On Schweser notes book 3 page 209, there’s a table showing the average correlation and the maximum risk reduction benefits. I’ve been reading this over and over again, and still I can’t make a sense of it. Can somebody explain this in a very simple and plain language?
variance§ = avg variance(asset)* [(1 - correlation)/n + correlation] So as correlation–tendsTo–>0 the term, [(1 - correlation)/n + correlation] --tendsTo–> 1 Hence variance§ = avg variance(asset)*[1] Now consider the table correlation = 0.1, n=90, [(1 - correlation)/n + correlation] = [0.9/90 + 0.1] = 0.11 Similarly, if, correlation = 0.5, n=23, [(1 - correlation)/n + correlation] = [0.5/23 + 0.5] = 0.52 best possible values, correlation = 0, n = veryLargeNumber (ex: 1000), [(1 - correlation)/n + correlation] = [1/1000 + 0] = 0.0001 So the multiplier gets smaller and smaller… Thus as a conclusion it is said that: variance of the portfolio decreases as correlation decreases and also the number of assets increases to infinity. variance§ will become = avg variance(asset) when correlation is 0 and no of assets are infinite. I think I got you confused even more?
actually you’re very clear swaptiongamma. Thanks for clarifying it. But what do the values in the table (e.g. 0.19, 0.14, 0.11, 0.33 etc) mean? Are they the portfolio variance? What are the values called?

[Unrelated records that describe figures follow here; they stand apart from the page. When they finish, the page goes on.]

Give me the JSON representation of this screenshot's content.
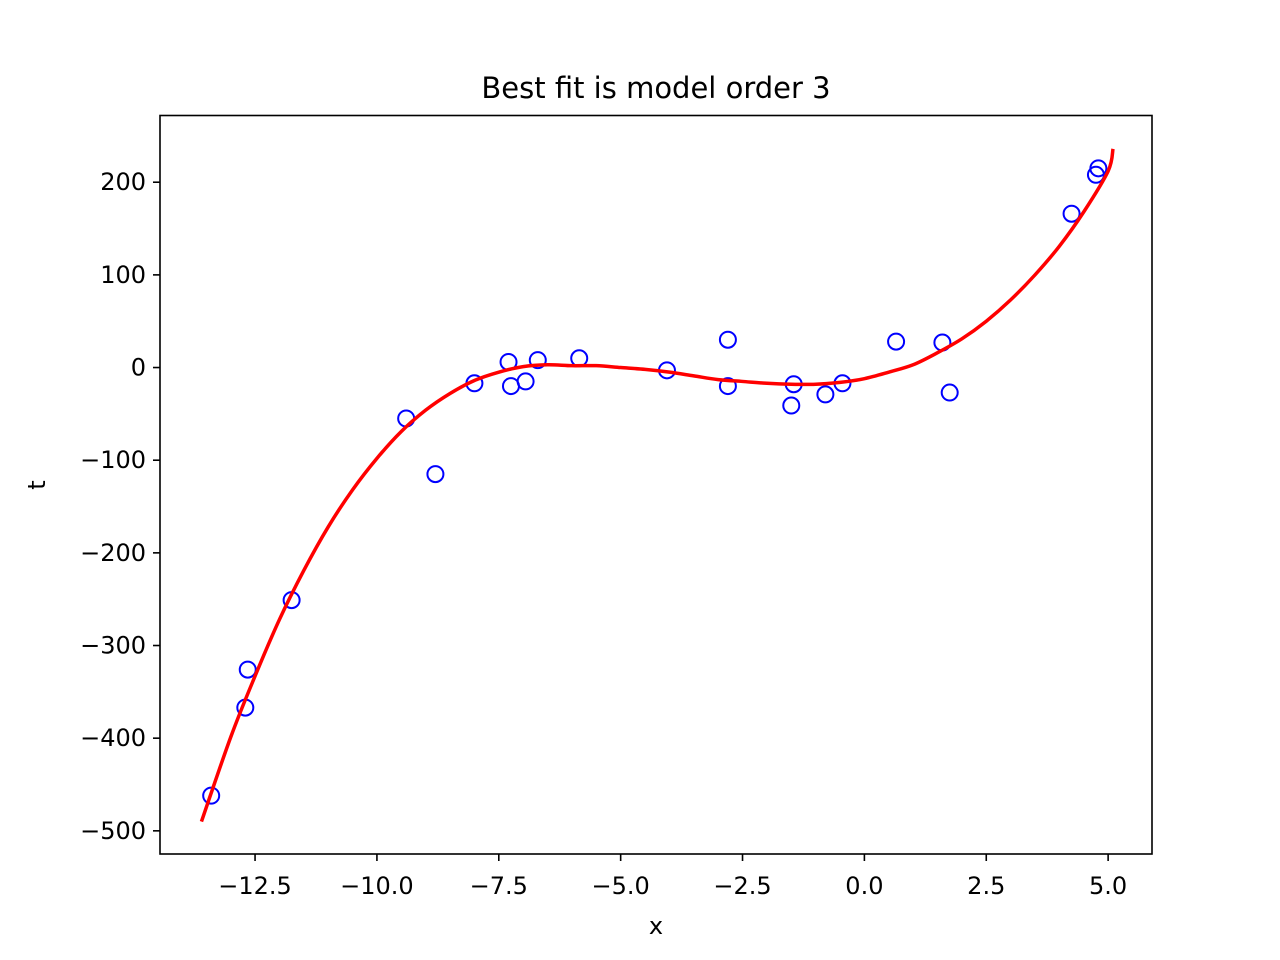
{
  "chart_data": {
    "type": "scatter",
    "title": "Best fit is model order 3",
    "xlabel": "x",
    "ylabel": "t",
    "xlim": [
      -14.45,
      5.9
    ],
    "ylim": [
      -525,
      272
    ],
    "grid": false,
    "legend": "none",
    "x_ticks": [
      -12.5,
      -10.0,
      -7.5,
      -5.0,
      -2.5,
      0.0,
      2.5,
      5.0
    ],
    "x_tick_labels": [
      "−12.5",
      "−10.0",
      "−7.5",
      "−5.0",
      "−2.5",
      "0.0",
      "2.5",
      "5.0"
    ],
    "y_ticks": [
      200,
      100,
      0,
      -100,
      -200,
      -300,
      -400,
      -500
    ],
    "y_tick_labels": [
      "200",
      "100",
      "0",
      "−100",
      "−200",
      "−300",
      "−400",
      "−500"
    ],
    "series": [
      {
        "kind": "scatter",
        "marker": "open-circle",
        "color": "#0000ff",
        "points": [
          {
            "x": -13.4,
            "y": -462
          },
          {
            "x": -12.7,
            "y": -367
          },
          {
            "x": -12.65,
            "y": -326
          },
          {
            "x": -11.75,
            "y": -251
          },
          {
            "x": -9.4,
            "y": -55
          },
          {
            "x": -8.8,
            "y": -115
          },
          {
            "x": -8.0,
            "y": -17
          },
          {
            "x": -7.3,
            "y": 6
          },
          {
            "x": -7.25,
            "y": -20
          },
          {
            "x": -6.95,
            "y": -15
          },
          {
            "x": -6.7,
            "y": 8
          },
          {
            "x": -5.85,
            "y": 10
          },
          {
            "x": -4.05,
            "y": -3
          },
          {
            "x": -2.8,
            "y": 30
          },
          {
            "x": -2.8,
            "y": -20
          },
          {
            "x": -1.5,
            "y": -41
          },
          {
            "x": -1.45,
            "y": -18
          },
          {
            "x": -0.8,
            "y": -29
          },
          {
            "x": -0.45,
            "y": -17
          },
          {
            "x": 0.65,
            "y": 28
          },
          {
            "x": 1.6,
            "y": 27
          },
          {
            "x": 1.75,
            "y": -27
          },
          {
            "x": 4.25,
            "y": 166
          },
          {
            "x": 4.75,
            "y": 208
          },
          {
            "x": 4.8,
            "y": 215
          }
        ]
      },
      {
        "kind": "line",
        "color": "#ff0000",
        "curve": [
          {
            "x": -13.6,
            "y": -490
          },
          {
            "x": -13.0,
            "y": -399
          },
          {
            "x": -12.5,
            "y": -333
          },
          {
            "x": -12.0,
            "y": -272
          },
          {
            "x": -11.5,
            "y": -219
          },
          {
            "x": -11.0,
            "y": -172
          },
          {
            "x": -10.5,
            "y": -132
          },
          {
            "x": -10.0,
            "y": -98
          },
          {
            "x": -9.5,
            "y": -69
          },
          {
            "x": -9.0,
            "y": -46
          },
          {
            "x": -8.5,
            "y": -28
          },
          {
            "x": -8.0,
            "y": -14
          },
          {
            "x": -7.5,
            "y": -5
          },
          {
            "x": -7.0,
            "y": 1
          },
          {
            "x": -6.5,
            "y": 3
          },
          {
            "x": -6.0,
            "y": 2
          },
          {
            "x": -5.5,
            "y": 2
          },
          {
            "x": -5.0,
            "y": 0
          },
          {
            "x": -4.5,
            "y": -2
          },
          {
            "x": -4.0,
            "y": -5
          },
          {
            "x": -3.5,
            "y": -9
          },
          {
            "x": -3.0,
            "y": -13
          },
          {
            "x": -2.5,
            "y": -15
          },
          {
            "x": -2.0,
            "y": -17
          },
          {
            "x": -1.5,
            "y": -18
          },
          {
            "x": -1.0,
            "y": -18
          },
          {
            "x": -0.5,
            "y": -16
          },
          {
            "x": 0.0,
            "y": -12
          },
          {
            "x": 0.5,
            "y": -5
          },
          {
            "x": 1.0,
            "y": 3
          },
          {
            "x": 1.5,
            "y": 16
          },
          {
            "x": 2.0,
            "y": 31
          },
          {
            "x": 2.5,
            "y": 50
          },
          {
            "x": 3.0,
            "y": 73
          },
          {
            "x": 3.5,
            "y": 100
          },
          {
            "x": 4.0,
            "y": 131
          },
          {
            "x": 4.5,
            "y": 168
          },
          {
            "x": 5.0,
            "y": 212
          },
          {
            "x": 5.1,
            "y": 236
          }
        ]
      }
    ]
  }
}
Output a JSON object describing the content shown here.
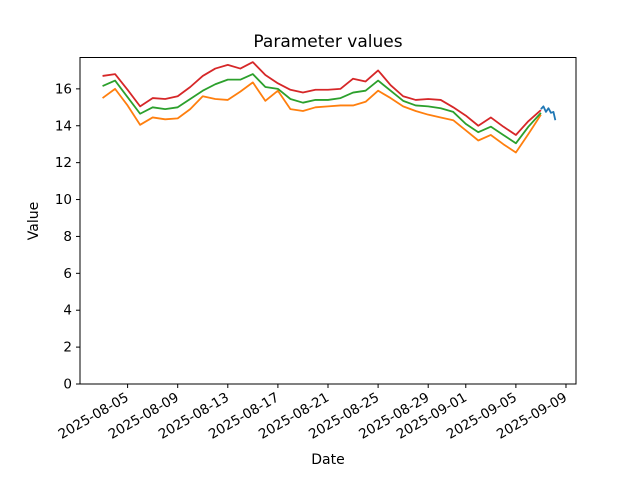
{
  "figure": {
    "title": "Parameter values",
    "xlabel": "Date",
    "ylabel": "Value"
  },
  "colors": {
    "background": "#ffffff",
    "axes": "#000000",
    "red": "#d62728",
    "green": "#2ca02c",
    "orange": "#ff7f0e",
    "blue": "#1f77b4"
  },
  "chart_data": {
    "type": "line",
    "title": "Parameter values",
    "xlabel": "Date",
    "ylabel": "Value",
    "grid": false,
    "legend": "none",
    "ylim": [
      0,
      17.7
    ],
    "y_ticks": [
      0,
      2,
      4,
      6,
      8,
      10,
      12,
      14,
      16
    ],
    "xlim_days": [
      -1.8,
      37.8
    ],
    "x_start_date": "2025-08-03",
    "x_step": "1 day",
    "x_tick_days": [
      2,
      6,
      10,
      14,
      18,
      22,
      26,
      29,
      33,
      37
    ],
    "x_tick_labels": [
      "2025-08-05",
      "2025-08-09",
      "2025-08-13",
      "2025-08-17",
      "2025-08-21",
      "2025-08-25",
      "2025-08-29",
      "2025-09-01",
      "2025-09-05",
      "2025-09-09"
    ],
    "dates": [
      "2025-08-03",
      "2025-08-04",
      "2025-08-05",
      "2025-08-06",
      "2025-08-07",
      "2025-08-08",
      "2025-08-09",
      "2025-08-10",
      "2025-08-11",
      "2025-08-12",
      "2025-08-13",
      "2025-08-14",
      "2025-08-15",
      "2025-08-16",
      "2025-08-17",
      "2025-08-18",
      "2025-08-19",
      "2025-08-20",
      "2025-08-21",
      "2025-08-22",
      "2025-08-23",
      "2025-08-24",
      "2025-08-25",
      "2025-08-26",
      "2025-08-27",
      "2025-08-28",
      "2025-08-29",
      "2025-08-30",
      "2025-08-31",
      "2025-09-01",
      "2025-09-02",
      "2025-09-03",
      "2025-09-04",
      "2025-09-05",
      "2025-09-06",
      "2025-09-07"
    ],
    "series": [
      {
        "name": "orange",
        "color": "#ff7f0e",
        "values": [
          15.5,
          16.0,
          15.1,
          14.05,
          14.45,
          14.35,
          14.4,
          14.9,
          15.6,
          15.45,
          15.4,
          15.85,
          16.35,
          15.35,
          15.9,
          14.9,
          14.8,
          15.0,
          15.05,
          15.1,
          15.1,
          15.3,
          15.9,
          15.5,
          15.05,
          14.8,
          14.6,
          14.45,
          14.3,
          13.75,
          13.2,
          13.5,
          13.0,
          12.55,
          13.55,
          14.6
        ]
      },
      {
        "name": "green",
        "color": "#2ca02c",
        "values": [
          16.15,
          16.45,
          15.55,
          14.65,
          15.0,
          14.9,
          15.0,
          15.45,
          15.9,
          16.25,
          16.5,
          16.5,
          16.8,
          16.1,
          16.0,
          15.45,
          15.25,
          15.4,
          15.4,
          15.5,
          15.8,
          15.9,
          16.45,
          15.9,
          15.35,
          15.1,
          15.05,
          14.95,
          14.75,
          14.1,
          13.65,
          13.95,
          13.5,
          13.05,
          13.95,
          14.7
        ]
      },
      {
        "name": "red",
        "color": "#d62728",
        "values": [
          16.7,
          16.8,
          15.95,
          15.05,
          15.5,
          15.45,
          15.6,
          16.1,
          16.7,
          17.1,
          17.3,
          17.1,
          17.45,
          16.75,
          16.3,
          15.95,
          15.8,
          15.95,
          15.95,
          16.0,
          16.55,
          16.4,
          17.0,
          16.2,
          15.6,
          15.4,
          15.45,
          15.4,
          15.0,
          14.55,
          14.0,
          14.45,
          13.95,
          13.5,
          14.25,
          14.85
        ]
      },
      {
        "name": "blue",
        "color": "#1f77b4",
        "points_day_value": [
          [
            35.0,
            14.9
          ],
          [
            35.2,
            15.05
          ],
          [
            35.4,
            14.75
          ],
          [
            35.6,
            14.95
          ],
          [
            35.8,
            14.7
          ],
          [
            36.0,
            14.75
          ],
          [
            36.15,
            14.3
          ]
        ]
      }
    ]
  }
}
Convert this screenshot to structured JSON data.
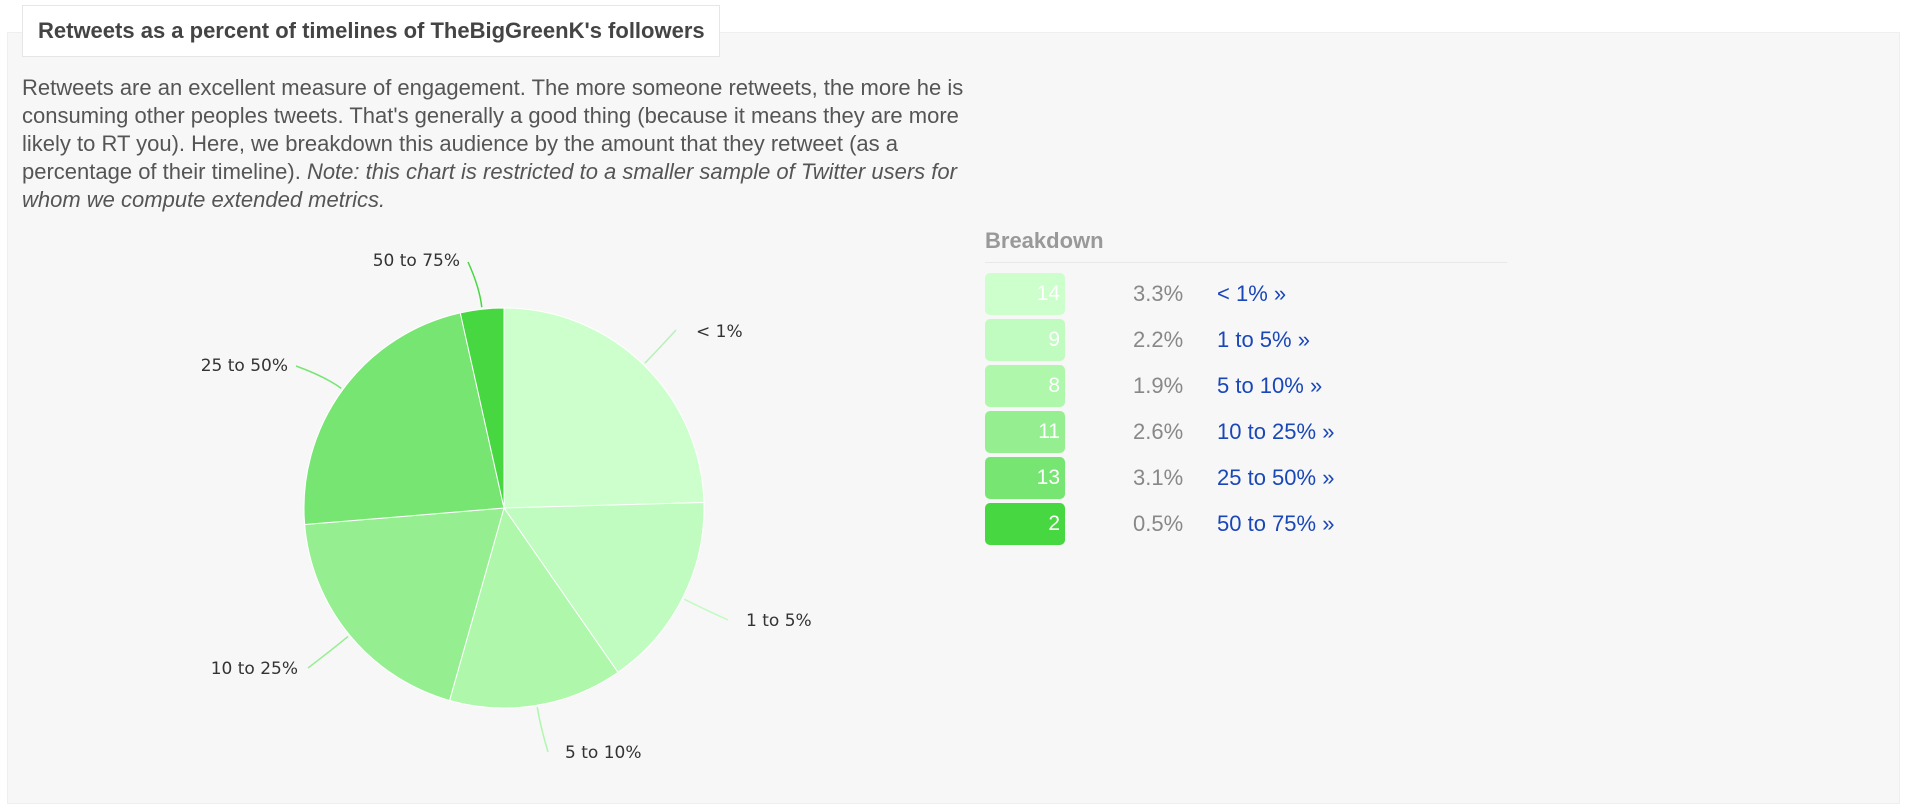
{
  "header": {
    "title": "Retweets as a percent of timelines of TheBigGreenK's followers"
  },
  "description": {
    "text": "Retweets are an excellent measure of engagement. The more someone retweets, the more he is consuming other peoples tweets. That's generally a good thing (because it means they are more likely to RT you). Here, we breakdown this audience by the amount that they retweet (as a percentage of their timeline). ",
    "note": "Note: this chart is restricted to a smaller sample of Twitter users for whom we compute extended metrics."
  },
  "breakdown": {
    "title": "Breakdown",
    "rows": [
      {
        "count": "14",
        "percent": "3.3%",
        "link": "< 1% »",
        "color": "#ccffcc"
      },
      {
        "count": "9",
        "percent": "2.2%",
        "link": "1 to 5% »",
        "color": "#c0fcc0"
      },
      {
        "count": "8",
        "percent": "1.9%",
        "link": "5 to 10% »",
        "color": "#aef7ab"
      },
      {
        "count": "11",
        "percent": "2.6%",
        "link": "10 to 25% »",
        "color": "#95ef91"
      },
      {
        "count": "13",
        "percent": "3.1%",
        "link": "25 to 50% »",
        "color": "#76e571"
      },
      {
        "count": "2",
        "percent": "0.5%",
        "link": "50 to 75% »",
        "color": "#47d740"
      }
    ]
  },
  "chart_data": {
    "type": "pie",
    "title": "Retweets as a percent of timelines of TheBigGreenK's followers",
    "slices": [
      {
        "label": "< 1%",
        "value": 14,
        "color": "#ccffcc"
      },
      {
        "label": "1 to 5%",
        "value": 9,
        "color": "#c0fcc0"
      },
      {
        "label": "5 to 10%",
        "value": 8,
        "color": "#aef7ab"
      },
      {
        "label": "10 to 25%",
        "value": 11,
        "color": "#95ef91"
      },
      {
        "label": "25 to 50%",
        "value": 13,
        "color": "#76e571"
      },
      {
        "label": "50 to 75%",
        "value": 2,
        "color": "#47d740"
      }
    ],
    "legend": "right"
  }
}
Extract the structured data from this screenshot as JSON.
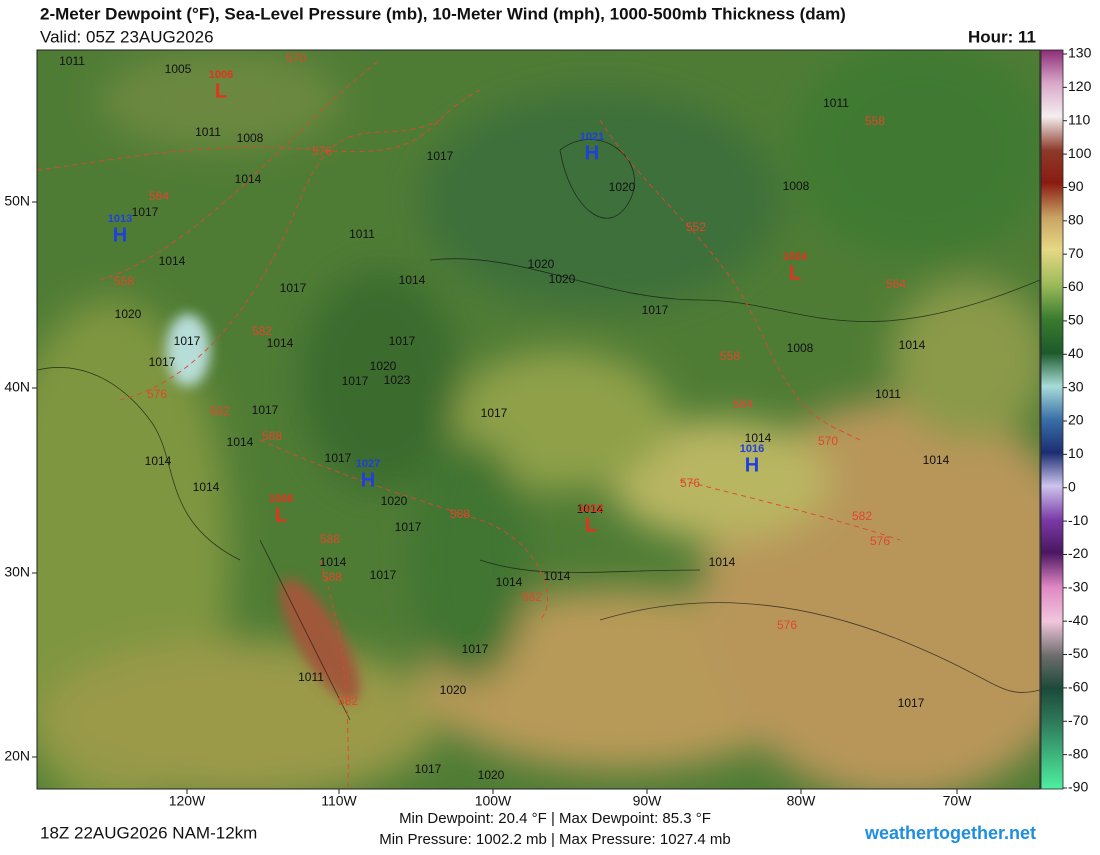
{
  "header": {
    "title": "2-Meter Dewpoint (°F), Sea-Level Pressure (mb), 10-Meter Wind (mph), 1000-500mb Thickness (dam)",
    "valid": "Valid: 05Z 23AUG2026",
    "hour": "Hour: 11"
  },
  "colorbar": {
    "ticks": [
      130,
      120,
      110,
      100,
      90,
      80,
      70,
      60,
      50,
      40,
      30,
      20,
      10,
      0,
      -10,
      -20,
      -30,
      -40,
      -50,
      -60,
      -70,
      -80,
      -90
    ]
  },
  "axes": {
    "lon_labels": [
      "120W",
      "110W",
      "100W",
      "90W",
      "80W",
      "70W"
    ],
    "lat_labels": [
      "50N",
      "40N",
      "30N",
      "20N"
    ]
  },
  "pressure_centers": [
    {
      "type": "H",
      "value": "1021"
    },
    {
      "type": "H",
      "value": "1013"
    },
    {
      "type": "L",
      "value": "1006"
    },
    {
      "type": "L",
      "value": "1004"
    },
    {
      "type": "L",
      "value": "1008"
    },
    {
      "type": "H",
      "value": "1027"
    },
    {
      "type": "H",
      "value": "1016"
    },
    {
      "type": "L",
      "value": "1012"
    }
  ],
  "isobar_labels": [
    "1011",
    "1005",
    "1011",
    "1008",
    "1017",
    "1020",
    "1011",
    "1008",
    "1014",
    "1017",
    "1011",
    "1014",
    "1014",
    "1020",
    "1020",
    "1017",
    "1017",
    "1020",
    "1017",
    "1014",
    "1017",
    "1017",
    "1020",
    "1023",
    "1017",
    "1008",
    "1014",
    "1011",
    "1017",
    "1017",
    "1014",
    "1014",
    "1014",
    "1017",
    "1014",
    "1020",
    "1014",
    "1017",
    "1014",
    "1014",
    "1017",
    "1014",
    "1014",
    "1014",
    "1017",
    "1011",
    "1020",
    "1017",
    "1017",
    "1020"
  ],
  "thickness_labels": [
    "570",
    "558",
    "576",
    "564",
    "552",
    "558",
    "564",
    "582",
    "558",
    "576",
    "582",
    "564",
    "588",
    "570",
    "576",
    "588",
    "582",
    "588",
    "576",
    "588",
    "582",
    "576",
    "582"
  ],
  "footer": {
    "run": "18Z 22AUG2026 NAM-12km",
    "stats_line1": "Min Dewpoint: 20.4 °F | Max Dewpoint: 85.3 °F",
    "stats_line2": "Min Pressure: 1002.2 mb | Max Pressure: 1027.4 mb",
    "site": "weathertogether.net"
  }
}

The values are the numeric solution to square-bracketed term in the formula states below. variance§ = avg variance(asset)* [(1 - correlation)/n + correlation] So [(1 - correlation)/n + correlation] = 0.19 or 0.14 or 0.51 … depending upon what values u substitute for correlation and n in the equation. And this is how we have to interpret the terms. if say we have a portfolio with 10 assets (hence n=10) and average correlation amongst the assets is (correlation = 0.1), substituting in [(1 - correlation)/n + correlation] we get value as [0.19]. and now consider average variance of the assets in the portfolio is 20 (sigma^2(i) = 20)) Then variance of the port = average variance of the assets * [multiplier] variance of the port = 20 * [0.19] Thus they are not portfolio variance - but a multiplier that when multiplied to the avg asset variance will give us the port variance.
oh!!! i see, this is the multiplier… somehow i just can’t keep my mind straight on these type of things… thanks swaptiongamma!
Swaption, what if the co-relation between the assets is -1? Then the variance of the portofolio will become 0 even if we have only two assets because [(1-cor)/n +cor)] will become 0. So in that case, we don’t need infinite number of assets. am I correct?
[(1 - -1)/2 + -1] = 2/2 - 1 = 1-1 = 0 = port variance is zero This co-incides with the fact that 2 assets which are perfectly negatively correlated (r = -1), then they can provide the best, ideally diversified portfolio. Say if r(IBM, GLD) = -1. In a volatile market like this -1 would mean, If one goes down 30%, other goes up exaclty by 30%, making the weighted avg variance of port = 0. Finding such perfectly correlated in great for books, not for real. So at best we can do is - try to take the correlation as low as possible and then add large number of assets in the port to get gr8 diversification. And the correlation they are talking here is avg asset correlation (correlation-hat). … Just my thoughts, and might be way off.
-ve correlation only talks about the DIRECTION OF THE MOVEMENT, NOT THE EXTENT OF MOVEMENT. So with a correlation of -1 - if IBM Went down 30% in above example - GLD would go UP, that is all you can say. Need not go up 30%. Even if it went up, you have reduced the variance of your portfolio, kind of the two assets are not both going into a loss situation. One’s losses offsets the others gains. and you have some diversification benefit, because you have reduced the RISK on your position.
guys, you seem to be nailing these concepts… anyhow, how average variance and correlation are calculated?